百歳への招待「長寿の源」食材を追う:キンカン
キク(菊)とキンカン(金柑)はともに中国から伝えられたものだが、その歴史は極めて古い。このため知名度は抜群。キクは菊酒や菊花茶に利用。前者は強壮・健胃、そして抗早衰によい。この薬茶は疲労回復によい。またキンカン酒はカゼに卓効がみられる。さらに健胃整腸にも向く。手近な庶民の保健薬として愛用をおすすめする。
(食品評論家・太木光一)
キンカンはミカン科キンカン属の灌木で、果実は柑橘類の中で最も小さい。原産地は中国だが現在では世界各地で栽培されている。日本には一二世紀ごろに移入され、関東以西の暖地で食用・薬用に、また庭木としても植栽されている。
中国では正月(旧正月)を迎えるのに金橘(漢名)は欠かせない縁起もので、豊満な姿は福徳に通じ、黄色は黄金を、数多くの実は子孫繁栄を意味し、新春には一家一鉢を用意する。そのための金橘市は、南部都市では数十キロにも及ぶ。
品種として苦味の強い長キンカン、酸味の強い丸キンカン、甘味の強いネイハ(寧波)、品質の良い福州などさまざま。
キンカンの成分は一〇〇グラム当たり水分八三・一%、タンパク質〇・四%、脂質〇・六%、糖質一三・四%、繊維一・九%、灰分〇・六%。無機質ではカルシウム九〇、リン一四、鉄〇・三、カリウム二〇〇。ビタミンではB1〇・〇九、B2〇・〇五、C四三など(いずれもミリグラム)。
キンカンの果皮は糖度一九・五、(甘柿一五・五、リンゴ一三・一)と非常に甘いが酸が強いため、それほど強く感じない。ビタミンCが多く、皮の部分は七〇ミリグラムと多い。
果物として珍しくカルシウムが多く全果で九〇、果皮で一三〇ミリグラム。そしてビタミンPが多く抗カゼビタミンとしても毛細血管を守る作用がみられる。カゼがはやるとキンカンが売れ始める。また高血圧患者にも有効。このほか老人の咳にも特効がみられる。
ミカンなどは皮につや出し樹脂や防腐剤などが使用される場合もあり、皮を食べることはできない。キンカンは皮を生命とする果実で、ビタミン剤にも匹敵する薬効がある。

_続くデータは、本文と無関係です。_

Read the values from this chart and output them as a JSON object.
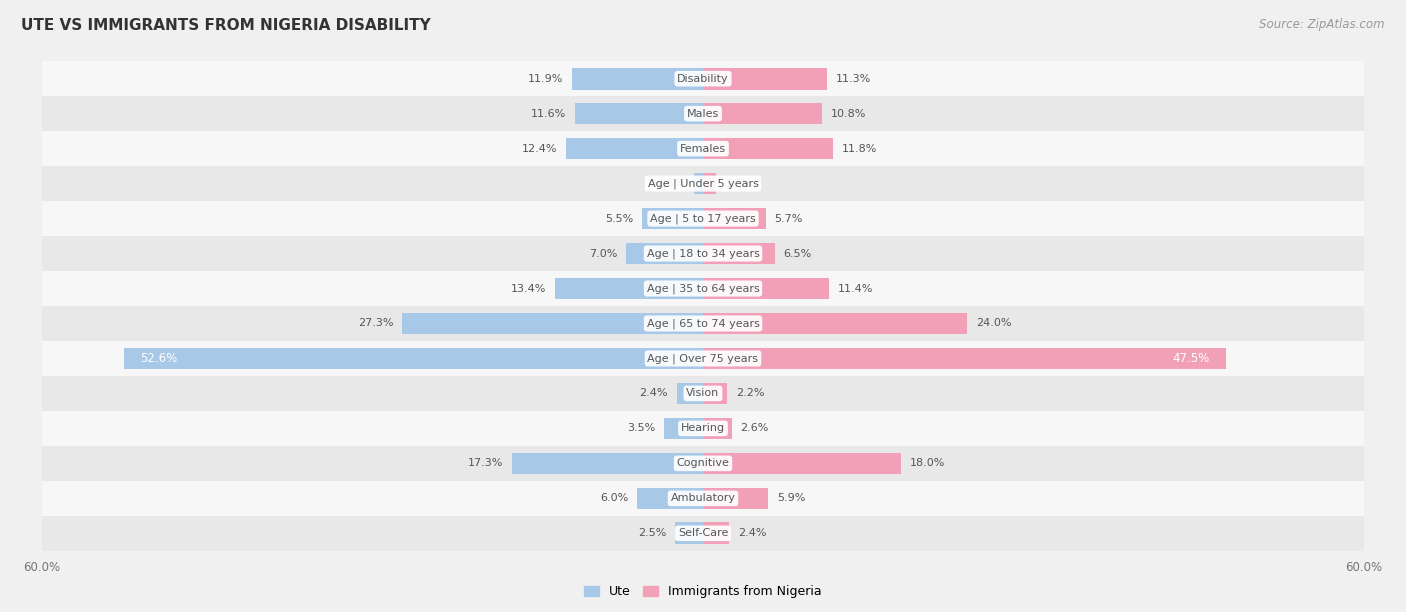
{
  "title": "Ute vs Immigrants from Nigeria Disability",
  "title_display": "UTE VS IMMIGRANTS FROM NIGERIA DISABILITY",
  "source": "Source: ZipAtlas.com",
  "categories": [
    "Disability",
    "Males",
    "Females",
    "Age | Under 5 years",
    "Age | 5 to 17 years",
    "Age | 18 to 34 years",
    "Age | 35 to 64 years",
    "Age | 65 to 74 years",
    "Age | Over 75 years",
    "Vision",
    "Hearing",
    "Cognitive",
    "Ambulatory",
    "Self-Care"
  ],
  "ute_values": [
    11.9,
    11.6,
    12.4,
    0.86,
    5.5,
    7.0,
    13.4,
    27.3,
    52.6,
    2.4,
    3.5,
    17.3,
    6.0,
    2.5
  ],
  "nigeria_values": [
    11.3,
    10.8,
    11.8,
    1.2,
    5.7,
    6.5,
    11.4,
    24.0,
    47.5,
    2.2,
    2.6,
    18.0,
    5.9,
    2.4
  ],
  "ute_label_values": [
    "11.9%",
    "11.6%",
    "12.4%",
    "0.86%",
    "5.5%",
    "7.0%",
    "13.4%",
    "27.3%",
    "52.6%",
    "2.4%",
    "3.5%",
    "17.3%",
    "6.0%",
    "2.5%"
  ],
  "nigeria_label_values": [
    "11.3%",
    "10.8%",
    "11.8%",
    "1.2%",
    "5.7%",
    "6.5%",
    "11.4%",
    "24.0%",
    "47.5%",
    "2.2%",
    "2.6%",
    "18.0%",
    "5.9%",
    "2.4%"
  ],
  "ute_color": "#a8c8e8",
  "nigeria_color": "#f2a0b8",
  "axis_limit": 60.0,
  "bar_height": 0.62,
  "bg_color": "#f0f0f0",
  "row_bg_light": "#f7f7f7",
  "row_bg_dark": "#e8e8e8",
  "label_color": "#555555",
  "legend_ute_label": "Ute",
  "legend_nigeria_label": "Immigrants from Nigeria",
  "over75_idx": 8
}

キンカンの利用法としてキンカン酒があげられる。このキンカン酒は、カゼによく効く。このほか胃を強くし、疲労を回復させる働きもある。カゼで体力の弱った人には即効性がある酒といえよう。
果実を洗って水けを切り、木綿針で七~八カ所刺し傷をつけるのがコツ。果実の用量は容量に対し一〇分の五~六ぐらい。砂糖は少なめに大さじ三杯ぐらい。甘味不足の時は好みに応じて適量を加える。ほぼ一カ月で飲めるようになるが熟成には三カ月以上必要とする。
爽やかな黄金色の色調となる。ビタミンC、クエン酸、リモネン、リナロール、ナリンギンを含み、新陳代謝・強壮、疲労や病後、健胃整腸、神経痛などに効果が期待される。
キンカン酒は味が良いので飲み過ぎないように。改めて卓効を見直すべき食品といえよう。